You buy a foreclosed storage unit at auction, the rules of which prevented you from opening any boxes prior to purchasing the unit. While cleaning out the locker you bought, you discover a box full of pornography. You set the box aside along with several other items you plan to haul to the dump. Before you have the opportunity to throw anything away, a middle-aged man walks up to you and offers you $100 for the box of pornography. Do you sell it to him?
You invest heavily in the stock market. The pornographic industry is having a very good year, and you could profit greatly by buying stock in Playboy Magazine. Ethical considerations aside, Playboy would unquestionably be your best investment option. Do you buy the stock?

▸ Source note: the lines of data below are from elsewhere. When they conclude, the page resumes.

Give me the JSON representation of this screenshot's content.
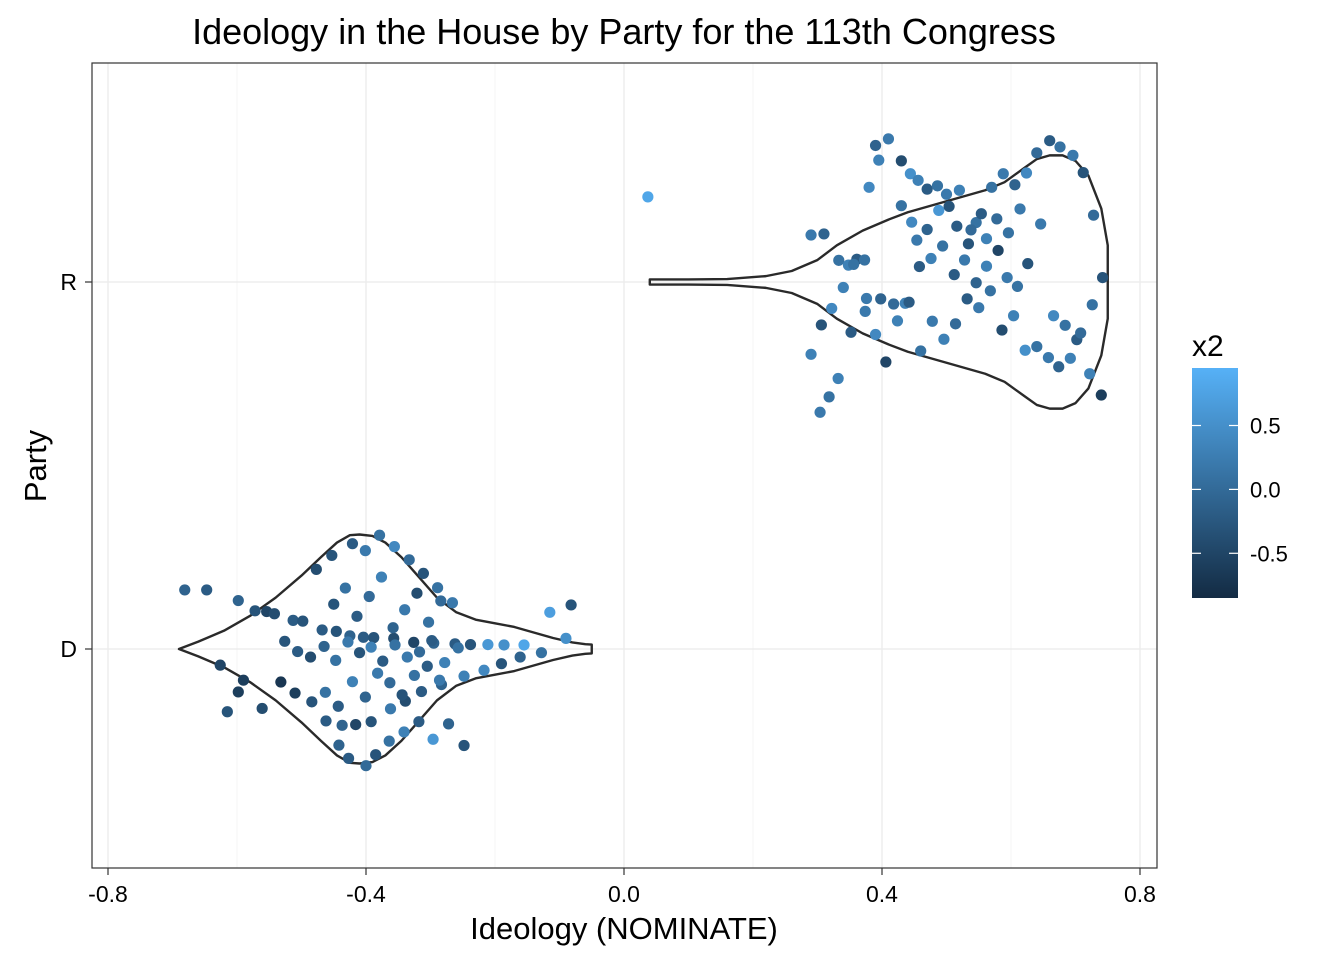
{
  "chart_data": {
    "type": "scatter",
    "title": "Ideology in the House by Party for the 113th Congress",
    "xlabel": "Ideology (NOMINATE)",
    "ylabel": "Party",
    "categories": [
      "D",
      "R"
    ],
    "xlim": [
      -0.8,
      0.8
    ],
    "x_ticks": [
      "-0.8",
      "-0.4",
      "0.0",
      "0.4",
      "0.8"
    ],
    "grid": true,
    "overlay": "violin",
    "legend": {
      "title": "x2",
      "placement": "right",
      "ticks": [
        "0.5",
        "0.0",
        "-0.5"
      ],
      "color_low": "#132B43",
      "color_high": "#56B1F7",
      "range": [
        -0.85,
        0.95
      ]
    },
    "series": [
      {
        "category": "D",
        "violin": [
          [
            -0.69,
            0.0
          ],
          [
            -0.66,
            0.02
          ],
          [
            -0.62,
            0.05
          ],
          [
            -0.58,
            0.09
          ],
          [
            -0.54,
            0.14
          ],
          [
            -0.5,
            0.2
          ],
          [
            -0.47,
            0.25
          ],
          [
            -0.445,
            0.29
          ],
          [
            -0.425,
            0.31
          ],
          [
            -0.41,
            0.312
          ],
          [
            -0.39,
            0.308
          ],
          [
            -0.37,
            0.29
          ],
          [
            -0.345,
            0.25
          ],
          [
            -0.32,
            0.2
          ],
          [
            -0.29,
            0.14
          ],
          [
            -0.26,
            0.1
          ],
          [
            -0.23,
            0.08
          ],
          [
            -0.2,
            0.07
          ],
          [
            -0.17,
            0.06
          ],
          [
            -0.14,
            0.045
          ],
          [
            -0.11,
            0.03
          ],
          [
            -0.08,
            0.018
          ],
          [
            -0.06,
            0.013
          ],
          [
            -0.05,
            0.012
          ]
        ],
        "points": [
          [
            -0.681,
            0.161,
            -0.1
          ],
          [
            -0.647,
            0.161,
            -0.2
          ],
          [
            -0.615,
            -0.171,
            -0.3
          ],
          [
            -0.598,
            0.132,
            -0.1
          ],
          [
            -0.598,
            -0.117,
            -0.6
          ],
          [
            -0.572,
            0.104,
            -0.3
          ],
          [
            -0.554,
            0.102,
            -0.5
          ],
          [
            -0.542,
            0.096,
            -0.4
          ],
          [
            -0.513,
            0.078,
            -0.2
          ],
          [
            -0.498,
            0.076,
            -0.3
          ],
          [
            -0.468,
            0.052,
            -0.2
          ],
          [
            -0.446,
            0.048,
            -0.3
          ],
          [
            -0.425,
            0.036,
            -0.1
          ],
          [
            -0.404,
            0.032,
            -0.2
          ],
          [
            -0.388,
            0.031,
            -0.3
          ],
          [
            -0.357,
            0.029,
            -0.4
          ],
          [
            -0.326,
            0.018,
            -0.5
          ],
          [
            -0.295,
            0.016,
            -0.1
          ],
          [
            -0.262,
            0.014,
            -0.2
          ],
          [
            -0.238,
            0.012,
            -0.3
          ],
          [
            -0.211,
            0.012,
            0.6
          ],
          [
            -0.186,
            0.011,
            0.5
          ],
          [
            -0.155,
            0.011,
            0.8
          ],
          [
            -0.115,
            0.1,
            0.7
          ],
          [
            -0.082,
            0.12,
            -0.3
          ],
          [
            -0.626,
            -0.044,
            -0.5
          ],
          [
            -0.59,
            -0.085,
            -0.6
          ],
          [
            -0.561,
            -0.162,
            -0.4
          ],
          [
            -0.532,
            -0.09,
            -0.7
          ],
          [
            -0.51,
            -0.12,
            -0.6
          ],
          [
            -0.484,
            -0.144,
            -0.3
          ],
          [
            -0.462,
            -0.196,
            -0.2
          ],
          [
            -0.437,
            -0.208,
            -0.1
          ],
          [
            -0.416,
            -0.206,
            -0.5
          ],
          [
            -0.392,
            -0.198,
            -0.3
          ],
          [
            -0.362,
            -0.163,
            0.2
          ],
          [
            -0.339,
            -0.142,
            -0.4
          ],
          [
            -0.314,
            -0.116,
            -0.2
          ],
          [
            -0.283,
            -0.097,
            -0.1
          ],
          [
            -0.248,
            -0.074,
            0.3
          ],
          [
            -0.217,
            -0.058,
            0.4
          ],
          [
            -0.19,
            -0.04,
            -0.3
          ],
          [
            -0.161,
            -0.022,
            -0.1
          ],
          [
            -0.128,
            -0.01,
            0.1
          ],
          [
            -0.09,
            0.029,
            0.5
          ],
          [
            -0.526,
            0.021,
            -0.3
          ],
          [
            -0.506,
            -0.007,
            -0.2
          ],
          [
            -0.486,
            -0.022,
            -0.4
          ],
          [
            -0.465,
            0.007,
            -0.1
          ],
          [
            -0.447,
            -0.031,
            0.1
          ],
          [
            -0.428,
            0.019,
            0.2
          ],
          [
            -0.41,
            -0.01,
            -0.3
          ],
          [
            -0.392,
            0.005,
            0.3
          ],
          [
            -0.374,
            -0.033,
            -0.2
          ],
          [
            -0.355,
            0.011,
            0.1
          ],
          [
            -0.336,
            -0.022,
            0.2
          ],
          [
            -0.317,
            -0.008,
            0.0
          ],
          [
            -0.298,
            0.023,
            -0.2
          ],
          [
            -0.278,
            -0.037,
            0.3
          ],
          [
            -0.257,
            0.003,
            0.1
          ],
          [
            -0.477,
            0.217,
            -0.4
          ],
          [
            -0.453,
            0.255,
            -0.3
          ],
          [
            -0.421,
            0.287,
            -0.2
          ],
          [
            -0.401,
            0.268,
            0.2
          ],
          [
            -0.379,
            0.31,
            0.1
          ],
          [
            -0.356,
            0.279,
            0.4
          ],
          [
            -0.333,
            0.243,
            0.0
          ],
          [
            -0.311,
            0.206,
            -0.3
          ],
          [
            -0.289,
            0.167,
            0.1
          ],
          [
            -0.266,
            0.126,
            0.2
          ],
          [
            -0.442,
            -0.262,
            -0.1
          ],
          [
            -0.427,
            -0.298,
            -0.2
          ],
          [
            -0.4,
            -0.318,
            0.0
          ],
          [
            -0.385,
            -0.288,
            -0.3
          ],
          [
            -0.364,
            -0.251,
            0.1
          ],
          [
            -0.341,
            -0.226,
            0.3
          ],
          [
            -0.318,
            -0.198,
            -0.2
          ],
          [
            -0.296,
            -0.246,
            0.6
          ],
          [
            -0.272,
            -0.204,
            -0.1
          ],
          [
            -0.248,
            -0.263,
            -0.3
          ],
          [
            -0.463,
            -0.118,
            0.1
          ],
          [
            -0.443,
            -0.156,
            -0.2
          ],
          [
            -0.421,
            -0.089,
            0.3
          ],
          [
            -0.401,
            -0.131,
            -0.1
          ],
          [
            -0.382,
            -0.066,
            0.2
          ],
          [
            -0.363,
            -0.092,
            0.0
          ],
          [
            -0.344,
            -0.125,
            -0.3
          ],
          [
            -0.325,
            -0.072,
            0.1
          ],
          [
            -0.305,
            -0.047,
            -0.2
          ],
          [
            -0.286,
            -0.085,
            0.2
          ],
          [
            -0.45,
            0.122,
            -0.3
          ],
          [
            -0.432,
            0.166,
            0.1
          ],
          [
            -0.414,
            0.089,
            -0.2
          ],
          [
            -0.395,
            0.143,
            0.0
          ],
          [
            -0.376,
            0.196,
            0.3
          ],
          [
            -0.358,
            0.058,
            -0.1
          ],
          [
            -0.34,
            0.107,
            0.2
          ],
          [
            -0.321,
            0.152,
            -0.4
          ],
          [
            -0.303,
            0.073,
            0.1
          ],
          [
            -0.284,
            0.131,
            0.0
          ]
        ]
      },
      {
        "category": "R",
        "violin": [
          [
            0.04,
            0.007
          ],
          [
            0.1,
            0.007
          ],
          [
            0.16,
            0.008
          ],
          [
            0.22,
            0.016
          ],
          [
            0.26,
            0.03
          ],
          [
            0.3,
            0.06
          ],
          [
            0.33,
            0.1
          ],
          [
            0.37,
            0.14
          ],
          [
            0.41,
            0.17
          ],
          [
            0.44,
            0.19
          ],
          [
            0.47,
            0.205
          ],
          [
            0.5,
            0.22
          ],
          [
            0.53,
            0.235
          ],
          [
            0.56,
            0.25
          ],
          [
            0.59,
            0.272
          ],
          [
            0.62,
            0.31
          ],
          [
            0.64,
            0.335
          ],
          [
            0.66,
            0.345
          ],
          [
            0.68,
            0.345
          ],
          [
            0.7,
            0.33
          ],
          [
            0.72,
            0.29
          ],
          [
            0.74,
            0.2
          ],
          [
            0.75,
            0.1
          ]
        ],
        "points": [
          [
            0.037,
            0.232,
            0.8
          ],
          [
            0.29,
            0.128,
            0.2
          ],
          [
            0.31,
            0.131,
            -0.1
          ],
          [
            0.333,
            0.059,
            0.1
          ],
          [
            0.348,
            0.046,
            0.3
          ],
          [
            0.361,
            0.062,
            -0.2
          ],
          [
            0.373,
            0.06,
            0.1
          ],
          [
            0.38,
            0.258,
            0.4
          ],
          [
            0.39,
            0.372,
            -0.1
          ],
          [
            0.395,
            0.332,
            0.3
          ],
          [
            0.41,
            0.39,
            0.2
          ],
          [
            0.43,
            0.33,
            -0.4
          ],
          [
            0.444,
            0.295,
            0.5
          ],
          [
            0.456,
            0.277,
            0.3
          ],
          [
            0.47,
            0.253,
            -0.2
          ],
          [
            0.488,
            0.195,
            0.6
          ],
          [
            0.5,
            0.239,
            0.2
          ],
          [
            0.516,
            0.152,
            -0.2
          ],
          [
            0.534,
            0.104,
            -0.3
          ],
          [
            0.546,
            0.162,
            0.1
          ],
          [
            0.562,
            0.118,
            0.3
          ],
          [
            0.58,
            0.086,
            -0.5
          ],
          [
            0.594,
            0.012,
            0.2
          ],
          [
            0.61,
            -0.012,
            0.1
          ],
          [
            0.626,
            0.05,
            -0.3
          ],
          [
            0.646,
            0.158,
            0.2
          ],
          [
            0.666,
            -0.092,
            0.4
          ],
          [
            0.684,
            -0.118,
            0.1
          ],
          [
            0.702,
            -0.157,
            -0.2
          ],
          [
            0.722,
            -0.25,
            0.3
          ],
          [
            0.74,
            -0.308,
            -0.6
          ],
          [
            0.728,
            0.182,
            0.0
          ],
          [
            0.712,
            0.298,
            -0.3
          ],
          [
            0.696,
            0.345,
            0.2
          ],
          [
            0.676,
            0.368,
            0.1
          ],
          [
            0.66,
            0.385,
            -0.2
          ],
          [
            0.64,
            0.352,
            0.0
          ],
          [
            0.624,
            0.297,
            0.4
          ],
          [
            0.606,
            0.265,
            -0.1
          ],
          [
            0.588,
            0.295,
            0.2
          ],
          [
            0.57,
            0.258,
            0.1
          ],
          [
            0.554,
            0.186,
            -0.2
          ],
          [
            0.538,
            0.142,
            0.0
          ],
          [
            0.52,
            0.25,
            0.3
          ],
          [
            0.504,
            0.206,
            -0.3
          ],
          [
            0.486,
            0.262,
            0.1
          ],
          [
            0.47,
            0.143,
            -0.1
          ],
          [
            0.454,
            0.114,
            0.2
          ],
          [
            0.436,
            -0.058,
            0.3
          ],
          [
            0.418,
            -0.06,
            0.0
          ],
          [
            0.398,
            -0.046,
            -0.1
          ],
          [
            0.376,
            -0.045,
            0.2
          ],
          [
            0.352,
            -0.137,
            -0.2
          ],
          [
            0.332,
            -0.263,
            0.3
          ],
          [
            0.318,
            -0.313,
            0.1
          ],
          [
            0.304,
            -0.355,
            0.2
          ],
          [
            0.29,
            -0.197,
            0.3
          ],
          [
            0.306,
            -0.117,
            -0.3
          ],
          [
            0.322,
            -0.072,
            0.4
          ],
          [
            0.34,
            -0.015,
            0.3
          ],
          [
            0.356,
            0.048,
            0.1
          ],
          [
            0.374,
            -0.08,
            0.2
          ],
          [
            0.39,
            -0.143,
            0.4
          ],
          [
            0.406,
            -0.218,
            -0.5
          ],
          [
            0.424,
            -0.106,
            0.3
          ],
          [
            0.442,
            -0.055,
            -0.2
          ],
          [
            0.46,
            -0.188,
            0.1
          ],
          [
            0.478,
            -0.107,
            0.2
          ],
          [
            0.496,
            -0.156,
            0.3
          ],
          [
            0.514,
            -0.114,
            0.0
          ],
          [
            0.532,
            -0.046,
            -0.2
          ],
          [
            0.55,
            -0.07,
            0.2
          ],
          [
            0.568,
            -0.024,
            0.1
          ],
          [
            0.586,
            -0.131,
            -0.4
          ],
          [
            0.604,
            -0.092,
            0.3
          ],
          [
            0.622,
            -0.186,
            0.5
          ],
          [
            0.64,
            -0.176,
            0.1
          ],
          [
            0.658,
            -0.206,
            0.2
          ],
          [
            0.674,
            -0.231,
            -0.1
          ],
          [
            0.692,
            -0.208,
            0.3
          ],
          [
            0.708,
            -0.139,
            0.0
          ],
          [
            0.726,
            -0.062,
            0.1
          ],
          [
            0.742,
            0.012,
            -0.3
          ],
          [
            0.614,
            0.199,
            0.2
          ],
          [
            0.596,
            0.134,
            0.1
          ],
          [
            0.578,
            0.172,
            0.0
          ],
          [
            0.562,
            0.043,
            0.3
          ],
          [
            0.546,
            -0.002,
            -0.1
          ],
          [
            0.528,
            0.06,
            0.2
          ],
          [
            0.512,
            0.02,
            -0.2
          ],
          [
            0.494,
            0.098,
            0.1
          ],
          [
            0.476,
            0.064,
            0.3
          ],
          [
            0.458,
            0.042,
            -0.2
          ],
          [
            0.446,
            0.163,
            0.4
          ],
          [
            0.43,
            0.208,
            0.1
          ]
        ]
      }
    ]
  }
}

Your retirement savings are invested in mutual funds. This means a very tiny percentage of your holdings include stock in companies like Phillip Morris, Budweiser, and Playboy Magazine. You could opt for a specialty mutual fund that avoids morally objectionable companies, but your rate of return would be considerably less. Do you leave your investment where it is?
The Christian in the first scenario should throw away the porn. Selling it would promote sin, and would make you a party to that sin. While it would be nice to have $100, it would be much worse to dishonor God.
The Christian in the second scenario should not buy the stock in Playboy Magazine. As with the first scenario, buying part of such a company would promote sin and make the buyer a party to that sin. While the stock would otherwise be a good investment, pleasing God should be a higher priority.
The Christian in the third scenario should leave his or her investment where it is even though that mutual fund invests a small percentage of its holdings in objectionable companies. The key difference in this case is that there is no direct promotion or involvement in sin. Christians will never be completely able to avoid interaction with the sinful elements of their societies. However, they should avoid directly and deliberately profiting from sin.
Let’s go back to the first example. Say you bought the storage unit and found the porn. However, when the man walked up to you—rather than offering to buy the porn—the man offered to buy the entire unit from you for considerably more than you paid for it. Could you profit from the entire unit even though you knew one of the boxes contained porn? I would assume the man was not buying the unit for the porn and would sell it without overburdening my conscience (1 Cor 10:27)
Of course, the situations would be totally different if most of the boxes were filled with porn or the mutual fund in question specialized in objectionable stocks. However, while Christians must not be of the world, they are to live in the world. Sometimes this means they will indirectly profit from the sinfulness of their societies, but if Christians are to be not of the world, they should neither directly nor deliberately profit from sin.